Souvent, Jeanne arrive la tête en pétard et les cheveux ébouriffés, excepté lorsque c’est papa qui la conduit le matin car papa pense toujours à lui coiffer en quatrième vitesse deux ou trois couettes, réparties de façon peu harmonieuse sur sa tête. Alors, la tête de Jeanne me fait penser à une île de palmiers. C’est pourquoi je l’ai surnommée Palmito.
Ce matin, Palmito s’accroche à maman et refuse de passer le pas de porte. À court d’arguments, je finis par prononcer le mot magique : peinture. Elle se jette alors sur l’armoire pour y attraper le nécessaire de peinture.
— Tchhh! Bulle éternue.
De grosses chandelles jaunâtres, tout droit éjectées de ses narines, éclaboussent le visage de Palmito. Bulle souffle dans le mouchoir à l’instant même où Croc blanc, toujours dans la salle de bains, parvient à s’extirper du panier. Tous les quatre, nous accueillons Julien :
— Bonjour mon p’tit bonhomme ! Comment ça va aujourd’hui ? Et quel joli pyjama tu portes ce matin !

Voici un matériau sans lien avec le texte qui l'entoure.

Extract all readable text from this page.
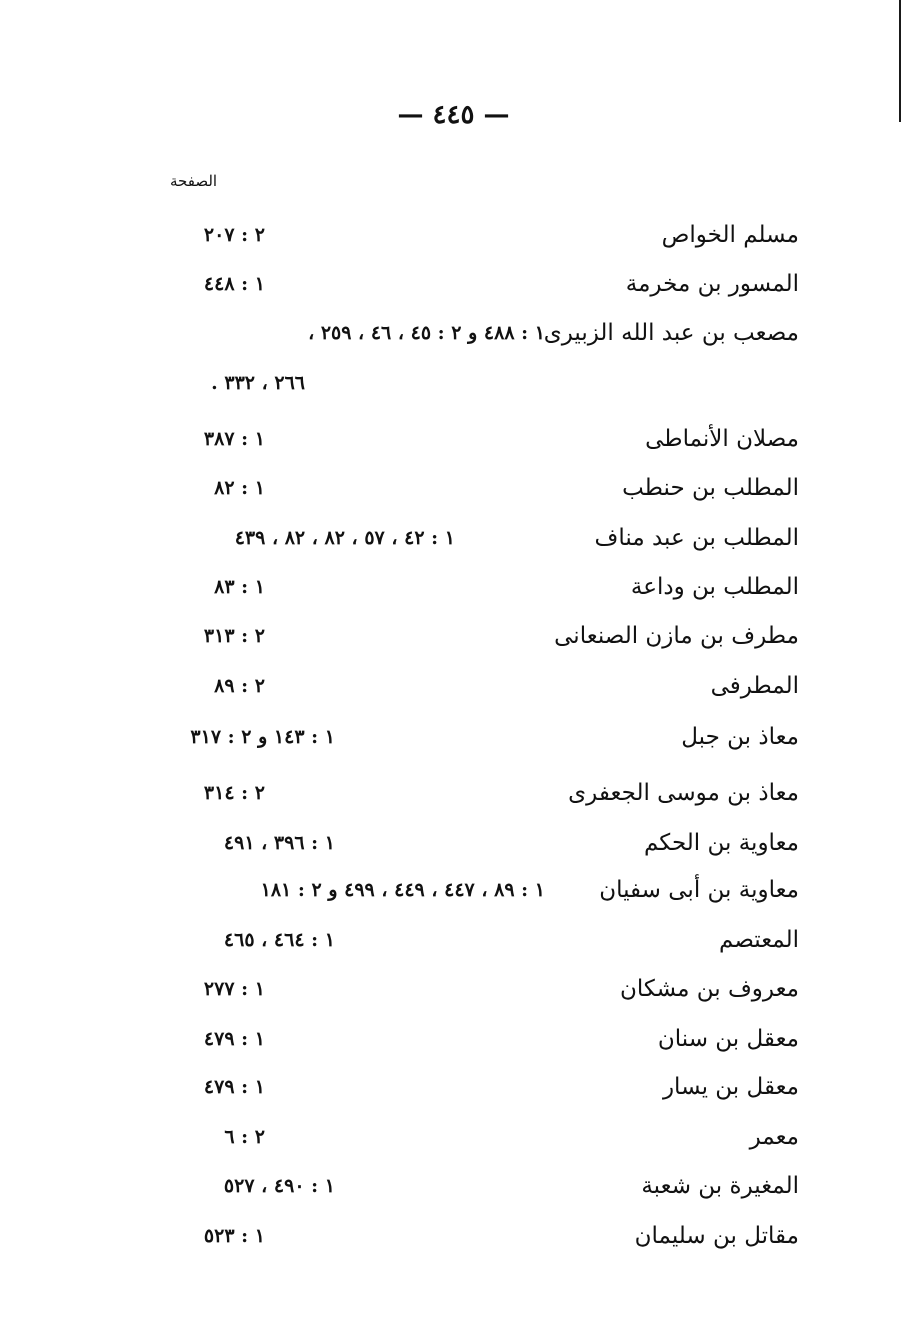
— ٤٤٥ —
الصفحة
مسلم الخواص
٢ : ٢٠٧
المسور بن مخرمة
١ : ٤٤٨
مصعب بن عبد الله الزبيرى
١ : ٤٨٨ و ٢ : ٤٥ ، ٤٦ ، ٢٥٩ ،
٢٦٦ ، ٣٣٢ .
مصلان الأنماطى
١ : ٣٨٧
المطلب بن حنطب
١ : ٨٢
المطلب بن عبد مناف
١ : ٤٢ ، ٥٧ ، ٨٢ ، ٨٢ ، ٤٣٩
المطلب بن وداعة
١ : ٨٣
مطرف بن مازن الصنعانى
٢ : ٣١٣
المطرفى
٢ : ٨٩
معاذ بن جبل
١ : ١٤٣ و ٢ : ٣١٧
معاذ بن موسى الجعفرى
٢ : ٣١٤
معاوية بن الحكم
١ : ٣٩٦ ، ٤٩١
معاوية بن أبى سفيان
١ : ٨٩ ، ٤٤٧ ، ٤٤٩ ، ٤٩٩ و ٢ : ١٨١
المعتصم
١ : ٤٦٤ ، ٤٦٥
معروف بن مشكان
١ : ٢٧٧
معقل بن سنان
١ : ٤٧٩
معقل بن يسار
١ : ٤٧٩
معمر
٢ : ٦
المغيرة بن شعبة
١ : ٤٩٠ ، ٥٢٧
مقاتل بن سليمان
١ : ٥٢٣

Julien, avec son pyjama rayé, on dirait un Dalton. Sa maman se dirige vers le salon pour l’installer, tout en douceur, sur le canapé. C’est tellement différent avec papa qui, souvent très en retard, a pour habitude de se jeter littéralement sur le canapé pour y déposer Julien :
— Bon… Je vous amène Julien en vrac ! s’écrie-t-il toujours, avant de s’enfuir en courant.
— Tchhh! J’aide à nouveau Bulle à se moucher.
C’est bien connu, les enfants font preuve d’une générosité sans limite, particulièrement lorsqu’il est question de microbes. C’est pourquoi les assistantes maternelles se méfient toujours de l’enfant qui s’approche d’elles, particulièrement durant la période automne-hiver, car c’est inévitablement au moment où l’enfant se trouvera à proximité, qu’il éternuera, les enfants n’éternuant jamais à distance de l’adulte – probablement encore un complot machiavélique orchestré par nos enfants et l’industrie pharmaceutique.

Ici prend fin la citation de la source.